Program

Research Programs: Public Scholars

Period of Performance

9/1/2020 - 5/31/2021

Funding Totals

$30,000.00 (approved)
$30,000.00 (awarded)


Small Words: What Words Such as "Be," "The," "Not," and "If" Reveal About Human Minds and Cultures

FAIN: FZ-272198-20

Mary Lynne Murphy
University of Sussex (Brighton BN1 9QN England)

Completion of a book on the historical function and development of the English language's small words and what such words reveal about their speakers. 

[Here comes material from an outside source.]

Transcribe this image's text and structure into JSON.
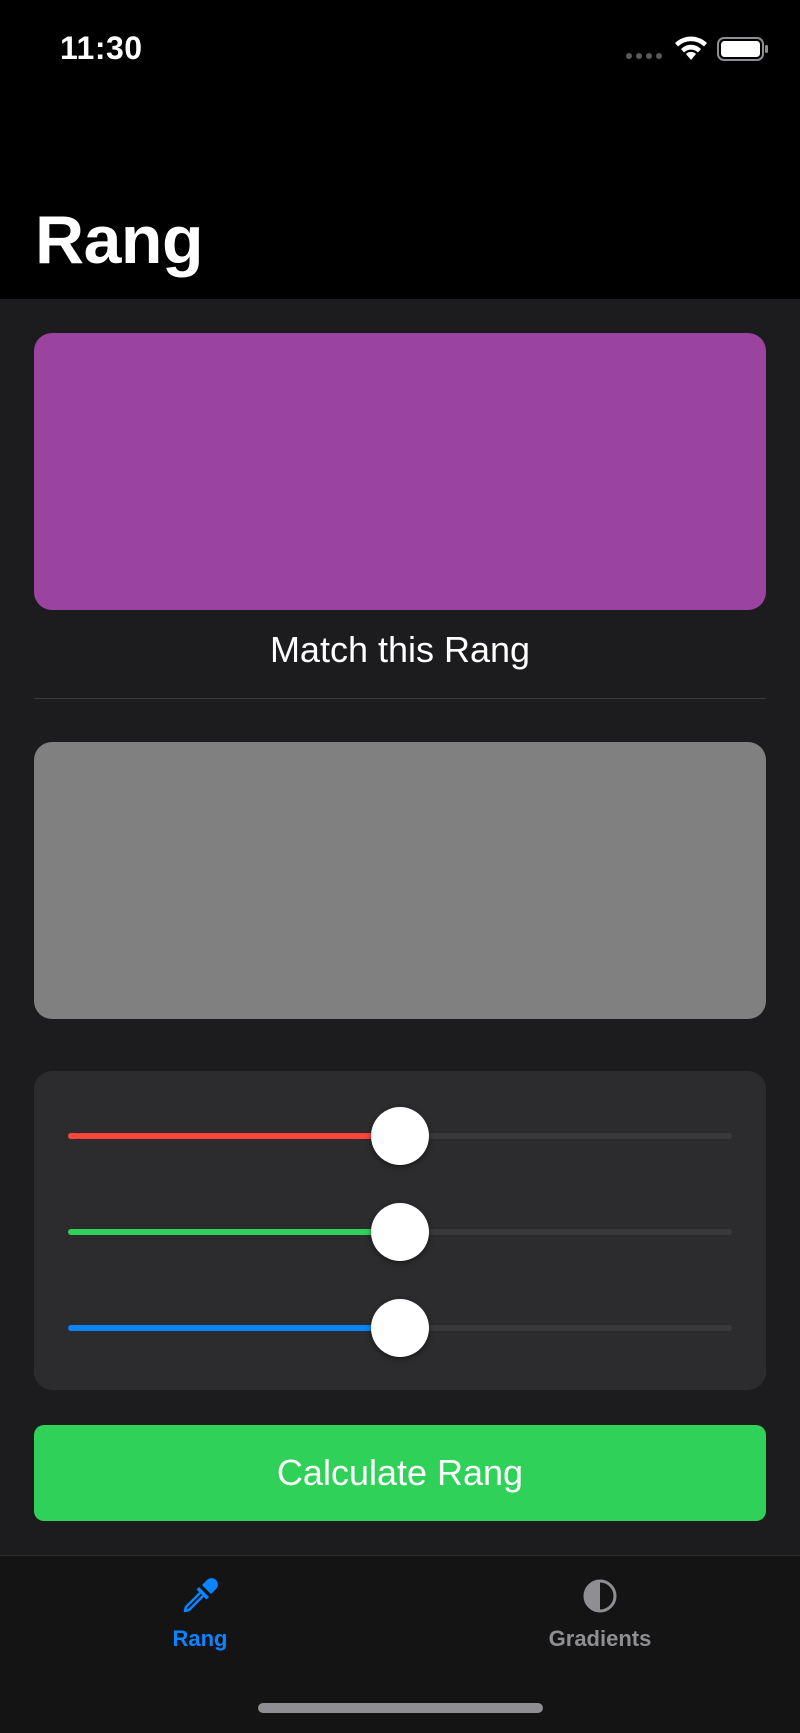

Books about words often concentrate on the dialectal gems, the lost lexicons, the rare and peculiar species of the linguistic world. Our most common words are given scant attention, mumbled in speech and glossed over in reading. We notice the weighty nouns, verbs and adjectives, but miss the slippery mortar holding them together: 'be', 'the', 'not', 'if', 'and', ‘of’, ‘it’. But poke those small words, and each opens up a world of discovery into human minds and cultures. Take ‘the’, as just one example. How can it be the most frequent word in written English, when many of the world’s languages have no need of an equivalent? Why does it cause trouble for Bible translators? Why does it feel different when an American speaks of ‘the Mexicans’ rather than ‘Mexicans’? Why do English writers use it less each year? This book synthesizes research from across the humanities and social sciences, allowing the small words to tell stories about what it is to speak English and what it is to be human.